From the January 2016 issue

Please explain why the total solar eclipse in August 2017 starts on the west coast and progresses eastward.

Jeff Panther, Tucson, Arizona
By | Published: January 25, 2016 | Last updated on May 18, 2023
2017 solar eclipse path
During the August 21, 2017, total solar eclipse, the Moon’s inner shadow will move across the United States from Oregon to South Carolina as our satellite passes in front of the Sun in Earth’s sky.
Astronomy: Roen Kelly
At first glance, this seems counterintuitive. After all, doesn’t everything in the sky rise in the east and set in the west? Yes, but that’s an apparent motion caused by Earth’s real motion of spinning once a day on its axis. Because our planet rotates from west to east, everything in the sky seems to be going in the other direction.
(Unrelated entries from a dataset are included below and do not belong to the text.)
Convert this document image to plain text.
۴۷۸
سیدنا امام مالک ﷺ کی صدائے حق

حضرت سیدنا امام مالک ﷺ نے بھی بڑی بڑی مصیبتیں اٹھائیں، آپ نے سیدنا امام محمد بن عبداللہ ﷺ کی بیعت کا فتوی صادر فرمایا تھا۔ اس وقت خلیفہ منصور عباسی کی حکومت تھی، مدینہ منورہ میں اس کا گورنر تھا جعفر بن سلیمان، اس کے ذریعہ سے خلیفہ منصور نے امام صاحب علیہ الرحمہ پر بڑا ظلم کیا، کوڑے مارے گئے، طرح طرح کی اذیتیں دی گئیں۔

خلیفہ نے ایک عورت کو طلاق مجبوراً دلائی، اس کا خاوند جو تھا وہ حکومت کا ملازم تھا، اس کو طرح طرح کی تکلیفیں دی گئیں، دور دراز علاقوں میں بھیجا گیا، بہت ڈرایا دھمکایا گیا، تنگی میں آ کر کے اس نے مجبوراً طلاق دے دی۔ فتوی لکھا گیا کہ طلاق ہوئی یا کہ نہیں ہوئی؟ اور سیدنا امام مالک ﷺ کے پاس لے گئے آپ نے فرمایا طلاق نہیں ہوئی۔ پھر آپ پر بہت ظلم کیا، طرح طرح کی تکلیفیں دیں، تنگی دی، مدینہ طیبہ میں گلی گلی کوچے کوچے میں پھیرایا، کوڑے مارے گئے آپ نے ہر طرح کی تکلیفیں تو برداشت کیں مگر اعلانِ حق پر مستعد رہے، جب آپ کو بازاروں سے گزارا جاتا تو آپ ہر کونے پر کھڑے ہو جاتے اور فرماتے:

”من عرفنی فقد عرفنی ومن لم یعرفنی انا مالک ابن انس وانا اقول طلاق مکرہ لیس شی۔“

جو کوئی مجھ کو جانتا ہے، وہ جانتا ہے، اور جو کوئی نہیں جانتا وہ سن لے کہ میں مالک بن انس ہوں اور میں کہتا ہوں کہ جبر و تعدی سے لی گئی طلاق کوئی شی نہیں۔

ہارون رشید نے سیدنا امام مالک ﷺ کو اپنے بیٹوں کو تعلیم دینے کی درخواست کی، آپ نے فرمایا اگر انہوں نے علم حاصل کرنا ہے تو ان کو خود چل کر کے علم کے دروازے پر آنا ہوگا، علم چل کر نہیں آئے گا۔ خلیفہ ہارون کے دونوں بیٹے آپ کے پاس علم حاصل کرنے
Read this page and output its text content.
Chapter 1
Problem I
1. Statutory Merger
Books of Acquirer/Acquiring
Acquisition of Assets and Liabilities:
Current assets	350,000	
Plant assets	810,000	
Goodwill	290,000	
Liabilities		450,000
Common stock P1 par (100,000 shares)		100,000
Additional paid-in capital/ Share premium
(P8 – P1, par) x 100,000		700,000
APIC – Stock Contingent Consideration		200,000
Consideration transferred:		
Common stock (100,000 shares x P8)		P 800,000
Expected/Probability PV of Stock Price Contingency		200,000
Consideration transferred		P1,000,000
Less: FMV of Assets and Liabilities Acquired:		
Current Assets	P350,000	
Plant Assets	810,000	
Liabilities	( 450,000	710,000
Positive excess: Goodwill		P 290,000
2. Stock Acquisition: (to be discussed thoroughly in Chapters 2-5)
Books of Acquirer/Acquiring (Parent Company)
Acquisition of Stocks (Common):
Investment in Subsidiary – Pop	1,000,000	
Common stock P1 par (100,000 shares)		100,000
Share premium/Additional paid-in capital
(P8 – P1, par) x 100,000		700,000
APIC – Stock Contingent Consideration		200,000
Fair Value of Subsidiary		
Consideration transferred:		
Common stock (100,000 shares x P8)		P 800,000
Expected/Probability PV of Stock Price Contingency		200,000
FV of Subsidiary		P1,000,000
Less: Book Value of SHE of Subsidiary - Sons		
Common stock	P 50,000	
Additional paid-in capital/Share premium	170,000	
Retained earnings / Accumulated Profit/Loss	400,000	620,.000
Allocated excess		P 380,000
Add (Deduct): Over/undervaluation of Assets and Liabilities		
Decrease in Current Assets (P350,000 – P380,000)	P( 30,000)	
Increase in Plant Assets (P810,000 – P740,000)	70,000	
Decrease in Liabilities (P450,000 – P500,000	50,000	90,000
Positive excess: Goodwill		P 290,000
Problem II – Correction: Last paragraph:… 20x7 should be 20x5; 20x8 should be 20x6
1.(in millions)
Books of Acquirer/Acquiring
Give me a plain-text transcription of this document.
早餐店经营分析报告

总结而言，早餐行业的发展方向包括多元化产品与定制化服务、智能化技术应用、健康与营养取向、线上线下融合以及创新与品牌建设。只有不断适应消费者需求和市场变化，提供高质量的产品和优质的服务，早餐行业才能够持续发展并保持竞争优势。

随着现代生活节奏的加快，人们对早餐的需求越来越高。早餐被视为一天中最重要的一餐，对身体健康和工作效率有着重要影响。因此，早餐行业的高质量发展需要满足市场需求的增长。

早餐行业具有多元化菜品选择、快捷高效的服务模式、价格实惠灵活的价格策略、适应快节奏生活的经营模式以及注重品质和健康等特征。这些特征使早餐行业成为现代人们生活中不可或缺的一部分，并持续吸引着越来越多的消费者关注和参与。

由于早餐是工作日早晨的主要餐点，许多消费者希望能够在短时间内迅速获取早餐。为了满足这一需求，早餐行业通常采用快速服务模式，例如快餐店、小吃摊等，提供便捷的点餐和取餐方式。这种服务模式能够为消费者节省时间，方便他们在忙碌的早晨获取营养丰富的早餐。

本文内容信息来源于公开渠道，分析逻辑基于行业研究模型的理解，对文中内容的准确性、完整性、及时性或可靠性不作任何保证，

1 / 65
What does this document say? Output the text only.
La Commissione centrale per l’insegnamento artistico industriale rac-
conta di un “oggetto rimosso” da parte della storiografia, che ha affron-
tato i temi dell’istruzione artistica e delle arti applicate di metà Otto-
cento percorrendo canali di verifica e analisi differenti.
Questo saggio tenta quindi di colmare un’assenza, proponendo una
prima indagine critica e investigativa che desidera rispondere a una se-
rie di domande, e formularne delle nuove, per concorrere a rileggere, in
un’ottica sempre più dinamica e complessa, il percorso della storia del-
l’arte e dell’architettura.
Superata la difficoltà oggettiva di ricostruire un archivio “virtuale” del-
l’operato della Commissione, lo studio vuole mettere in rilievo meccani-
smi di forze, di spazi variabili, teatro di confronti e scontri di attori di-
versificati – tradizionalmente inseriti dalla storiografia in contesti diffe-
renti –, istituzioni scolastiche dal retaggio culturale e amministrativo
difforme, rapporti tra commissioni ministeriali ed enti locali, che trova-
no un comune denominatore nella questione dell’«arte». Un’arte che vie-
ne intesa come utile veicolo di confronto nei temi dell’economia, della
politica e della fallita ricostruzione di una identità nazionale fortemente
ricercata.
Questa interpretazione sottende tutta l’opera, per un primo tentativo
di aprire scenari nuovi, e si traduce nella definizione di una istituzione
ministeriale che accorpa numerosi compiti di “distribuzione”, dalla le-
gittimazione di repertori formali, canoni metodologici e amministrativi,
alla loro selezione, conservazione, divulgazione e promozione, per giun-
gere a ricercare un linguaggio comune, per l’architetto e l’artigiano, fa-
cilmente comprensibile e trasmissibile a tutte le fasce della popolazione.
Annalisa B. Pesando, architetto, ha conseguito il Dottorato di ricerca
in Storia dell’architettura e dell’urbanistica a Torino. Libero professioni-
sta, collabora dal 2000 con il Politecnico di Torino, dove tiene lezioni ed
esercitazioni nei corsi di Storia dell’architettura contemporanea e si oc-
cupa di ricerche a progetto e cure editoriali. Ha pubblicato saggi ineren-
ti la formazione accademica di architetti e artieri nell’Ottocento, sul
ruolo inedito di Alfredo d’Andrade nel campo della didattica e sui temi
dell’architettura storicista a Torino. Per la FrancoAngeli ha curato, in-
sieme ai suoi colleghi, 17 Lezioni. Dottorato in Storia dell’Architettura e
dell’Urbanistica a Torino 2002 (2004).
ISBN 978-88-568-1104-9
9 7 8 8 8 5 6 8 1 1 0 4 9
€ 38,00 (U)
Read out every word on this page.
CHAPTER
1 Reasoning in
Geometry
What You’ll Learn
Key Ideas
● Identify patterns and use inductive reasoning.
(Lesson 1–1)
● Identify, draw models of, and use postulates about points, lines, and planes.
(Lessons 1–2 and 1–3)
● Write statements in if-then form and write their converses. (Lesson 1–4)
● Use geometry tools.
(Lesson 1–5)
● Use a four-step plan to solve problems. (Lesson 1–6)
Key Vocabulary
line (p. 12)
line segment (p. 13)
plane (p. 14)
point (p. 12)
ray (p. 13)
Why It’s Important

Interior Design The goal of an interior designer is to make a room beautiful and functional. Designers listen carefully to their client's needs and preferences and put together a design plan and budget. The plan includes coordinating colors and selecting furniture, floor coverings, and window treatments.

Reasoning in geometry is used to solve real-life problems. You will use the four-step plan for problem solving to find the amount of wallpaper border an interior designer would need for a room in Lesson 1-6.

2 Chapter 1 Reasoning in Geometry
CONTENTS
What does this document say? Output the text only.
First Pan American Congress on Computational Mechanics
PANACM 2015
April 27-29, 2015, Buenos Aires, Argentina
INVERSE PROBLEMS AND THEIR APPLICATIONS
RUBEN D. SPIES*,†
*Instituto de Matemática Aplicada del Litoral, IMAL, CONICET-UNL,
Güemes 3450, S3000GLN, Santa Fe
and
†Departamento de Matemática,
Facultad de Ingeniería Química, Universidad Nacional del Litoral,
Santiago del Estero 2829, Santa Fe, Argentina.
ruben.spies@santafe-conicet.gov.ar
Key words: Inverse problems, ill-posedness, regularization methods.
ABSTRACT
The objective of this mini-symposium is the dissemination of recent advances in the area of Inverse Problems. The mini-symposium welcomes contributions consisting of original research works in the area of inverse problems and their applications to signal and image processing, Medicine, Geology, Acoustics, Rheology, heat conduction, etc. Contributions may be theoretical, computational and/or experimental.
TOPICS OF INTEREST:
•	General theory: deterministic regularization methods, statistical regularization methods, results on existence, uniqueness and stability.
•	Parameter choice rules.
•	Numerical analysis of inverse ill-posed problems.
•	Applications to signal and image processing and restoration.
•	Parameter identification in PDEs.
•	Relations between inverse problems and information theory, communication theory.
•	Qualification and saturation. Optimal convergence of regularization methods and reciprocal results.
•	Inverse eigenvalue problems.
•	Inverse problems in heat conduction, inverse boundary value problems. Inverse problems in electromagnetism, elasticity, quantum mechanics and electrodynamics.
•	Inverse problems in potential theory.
When we examine the true motions of the celestial objects we can track over short time-spans — the Sun, the Moon, planets, and asteroids (comets are special cases that can have all kinds of trajectories because they originate so far away) — we find they move from west to east unless Earth is passing them in space, when they appear to move backward (retrograde, or east to west).

Let’s concentrate our discussion on the two objects crucial to the 2017 eclipse, the Sun and the Moon. If you watch the Sun throughout the year, or the Moon through one of its orbits around Earth, you’ll discover that each moves eastward through the stars, specifically the constellations of the zodiac.

So, one month the Sun appears in front of the stars of Leo the Lion. The next month, it’s in the constellation to Leo’s east, Virgo the Maiden.

The Moon is swifter, making more than 12 orbits of Earth in a year. So, if the Moon and Sun are near one another — and they’re on top of each other during an eclipse — it will be the faster Moon catching up to and passing the Sun. Because both are moving from west to east, the resulting shadow of the Moon will start on the western side of Earth and move eastward.